Citrix's promised Xen-based desktop virtualization solution will be delivered in the second half of 2009.Earlier this week, the Ft Lauderdale virtualization company announced that it is co-developing the solution, known as "Project Independence," in collaboration with Intel, one of the original investors in the Xen open source project.
Written by Paula Rooney, Contributor

Citrix's promised Xen-based desktop virtualization solution will be delivered in the second half of 2009.

Earlier this week, the Ft Lauderdale virtualization company announced that it is co-developing the solution, known as "Project Independence," in collaboration with Intel, one of the original investors in the Xen open source project.

The planned desktop solution, which will be optimized for Intel's Core 2 desktops and Centrino 2 laptops with vPro, features a local hypervisor that will better support mobile and offline use. Current server-based VDI (virtual desktop infrastructure) solutions stream desktop content to thin clients that must always be connected to the network.

With a full desktop virtualization, business consumers can carve up their PC to support different environments, such as corporate and home personalities.

It also delivers support for offline mobility, which is greatly demanded by enterprise customers but cannot be fulfilled by server-based solutions. "You can disconnect from the network and still access that corporate desktop and make sure that all of the hardware features including high definition audio is possible. Doing that in VDI is much harder," one Citrix exec said, noting that end users don't have as much bandwidth from network solutions as they do from inside the CPU in their PC.”A solution like this hasn’t existed to this point. "

The desktop virtualization solution, for example, will offers the same benefit of centralized desktop management and fast application deployment as server-based solutions while extending to end users a rich PC client experience.

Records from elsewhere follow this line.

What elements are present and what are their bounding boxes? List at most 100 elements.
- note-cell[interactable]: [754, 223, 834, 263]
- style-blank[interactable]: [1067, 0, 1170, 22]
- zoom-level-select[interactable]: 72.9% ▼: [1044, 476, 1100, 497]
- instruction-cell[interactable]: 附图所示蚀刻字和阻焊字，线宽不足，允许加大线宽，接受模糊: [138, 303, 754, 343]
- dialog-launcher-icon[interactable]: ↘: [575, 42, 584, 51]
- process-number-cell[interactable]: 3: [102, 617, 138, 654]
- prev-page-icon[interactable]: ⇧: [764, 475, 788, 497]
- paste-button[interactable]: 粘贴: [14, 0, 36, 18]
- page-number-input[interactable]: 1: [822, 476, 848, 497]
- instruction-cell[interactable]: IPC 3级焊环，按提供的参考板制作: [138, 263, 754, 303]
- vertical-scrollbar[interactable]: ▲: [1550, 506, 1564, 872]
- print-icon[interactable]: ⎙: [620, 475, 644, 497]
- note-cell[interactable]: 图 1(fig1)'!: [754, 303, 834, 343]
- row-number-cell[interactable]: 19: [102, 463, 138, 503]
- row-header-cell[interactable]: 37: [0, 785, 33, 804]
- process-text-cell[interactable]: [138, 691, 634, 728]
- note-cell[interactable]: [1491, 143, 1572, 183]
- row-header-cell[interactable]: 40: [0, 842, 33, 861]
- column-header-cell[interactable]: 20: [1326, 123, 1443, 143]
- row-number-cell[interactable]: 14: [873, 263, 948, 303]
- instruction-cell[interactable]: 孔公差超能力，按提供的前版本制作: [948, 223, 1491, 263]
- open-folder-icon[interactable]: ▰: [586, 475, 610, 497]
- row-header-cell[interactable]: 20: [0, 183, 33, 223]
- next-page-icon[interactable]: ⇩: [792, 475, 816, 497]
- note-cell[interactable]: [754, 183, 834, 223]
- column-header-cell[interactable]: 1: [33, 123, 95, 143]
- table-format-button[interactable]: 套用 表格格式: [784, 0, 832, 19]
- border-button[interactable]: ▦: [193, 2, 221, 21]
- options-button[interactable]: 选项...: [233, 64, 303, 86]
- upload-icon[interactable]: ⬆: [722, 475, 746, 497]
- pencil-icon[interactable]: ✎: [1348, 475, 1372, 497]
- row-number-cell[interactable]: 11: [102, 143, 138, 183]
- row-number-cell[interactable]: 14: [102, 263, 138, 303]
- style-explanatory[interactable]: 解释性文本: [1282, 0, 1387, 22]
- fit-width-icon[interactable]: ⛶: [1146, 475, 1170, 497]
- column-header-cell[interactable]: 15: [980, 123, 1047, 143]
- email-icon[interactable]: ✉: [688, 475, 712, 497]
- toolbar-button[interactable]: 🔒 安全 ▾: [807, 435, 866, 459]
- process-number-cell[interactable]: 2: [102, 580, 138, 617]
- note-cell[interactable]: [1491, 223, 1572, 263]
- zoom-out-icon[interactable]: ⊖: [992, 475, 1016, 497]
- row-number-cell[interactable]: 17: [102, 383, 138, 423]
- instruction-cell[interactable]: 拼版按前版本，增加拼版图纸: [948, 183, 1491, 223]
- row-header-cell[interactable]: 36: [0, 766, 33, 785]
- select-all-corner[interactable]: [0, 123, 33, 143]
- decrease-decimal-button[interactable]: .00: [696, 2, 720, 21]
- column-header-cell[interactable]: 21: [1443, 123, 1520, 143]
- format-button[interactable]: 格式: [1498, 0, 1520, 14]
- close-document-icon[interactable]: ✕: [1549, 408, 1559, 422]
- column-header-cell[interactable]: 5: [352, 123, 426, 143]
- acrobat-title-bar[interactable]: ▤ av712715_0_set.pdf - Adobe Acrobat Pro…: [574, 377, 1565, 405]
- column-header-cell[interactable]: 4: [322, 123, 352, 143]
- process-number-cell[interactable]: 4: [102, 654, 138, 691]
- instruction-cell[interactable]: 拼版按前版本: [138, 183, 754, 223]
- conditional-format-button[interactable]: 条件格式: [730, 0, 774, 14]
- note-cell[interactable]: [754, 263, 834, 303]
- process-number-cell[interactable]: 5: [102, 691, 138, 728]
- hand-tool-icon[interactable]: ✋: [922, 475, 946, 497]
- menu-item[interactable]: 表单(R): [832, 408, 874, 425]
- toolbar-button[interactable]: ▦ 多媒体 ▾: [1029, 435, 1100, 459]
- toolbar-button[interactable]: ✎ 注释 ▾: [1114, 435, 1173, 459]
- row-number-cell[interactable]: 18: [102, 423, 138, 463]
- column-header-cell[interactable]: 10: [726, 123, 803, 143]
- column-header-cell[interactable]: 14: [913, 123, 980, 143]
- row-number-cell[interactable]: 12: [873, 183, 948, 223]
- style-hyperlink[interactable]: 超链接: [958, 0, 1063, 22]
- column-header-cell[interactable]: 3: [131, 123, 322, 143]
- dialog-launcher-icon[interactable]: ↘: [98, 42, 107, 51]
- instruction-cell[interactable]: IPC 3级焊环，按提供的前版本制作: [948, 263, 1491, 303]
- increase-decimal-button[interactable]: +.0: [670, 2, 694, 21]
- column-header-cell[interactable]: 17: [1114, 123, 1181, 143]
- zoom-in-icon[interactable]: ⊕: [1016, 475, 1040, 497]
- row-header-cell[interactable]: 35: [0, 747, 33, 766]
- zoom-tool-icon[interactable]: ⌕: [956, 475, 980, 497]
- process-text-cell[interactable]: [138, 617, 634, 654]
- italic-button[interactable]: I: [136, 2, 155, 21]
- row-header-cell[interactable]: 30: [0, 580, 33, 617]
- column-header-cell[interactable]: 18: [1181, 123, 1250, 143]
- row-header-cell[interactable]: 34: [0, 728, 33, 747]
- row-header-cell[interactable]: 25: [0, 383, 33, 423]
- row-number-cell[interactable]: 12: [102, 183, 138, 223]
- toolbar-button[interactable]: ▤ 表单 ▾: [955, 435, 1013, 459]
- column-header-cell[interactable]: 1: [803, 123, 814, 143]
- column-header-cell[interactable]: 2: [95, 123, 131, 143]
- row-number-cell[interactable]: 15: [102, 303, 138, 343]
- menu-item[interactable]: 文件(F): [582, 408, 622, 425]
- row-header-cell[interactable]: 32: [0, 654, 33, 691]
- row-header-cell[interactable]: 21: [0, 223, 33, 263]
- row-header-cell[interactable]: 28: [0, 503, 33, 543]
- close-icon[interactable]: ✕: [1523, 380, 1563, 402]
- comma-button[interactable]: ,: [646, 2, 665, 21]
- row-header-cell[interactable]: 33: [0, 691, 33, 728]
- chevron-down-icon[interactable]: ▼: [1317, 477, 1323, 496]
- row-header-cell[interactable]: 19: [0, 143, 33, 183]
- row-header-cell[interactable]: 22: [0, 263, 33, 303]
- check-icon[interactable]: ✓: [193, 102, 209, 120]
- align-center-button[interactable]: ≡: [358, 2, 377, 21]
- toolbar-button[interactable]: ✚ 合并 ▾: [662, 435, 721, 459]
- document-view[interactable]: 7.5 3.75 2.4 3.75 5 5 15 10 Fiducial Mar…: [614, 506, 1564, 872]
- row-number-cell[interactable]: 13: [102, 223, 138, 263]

Ian Pratt, the founder of the Xen project, said the solution combined with Intel technology will give end users the same bare metal performance on their PC as they currently enjoy.

The dynamic desktop assembly platform allows enterprise customers to package up applications securely, deploy the appliances quickly and manage them as well as desktops are managed using VDI, they say.

The solution is based on technology Citrix acquired when it bought XenSource and Ardence, a streaming solutions company in Waltham, Mass.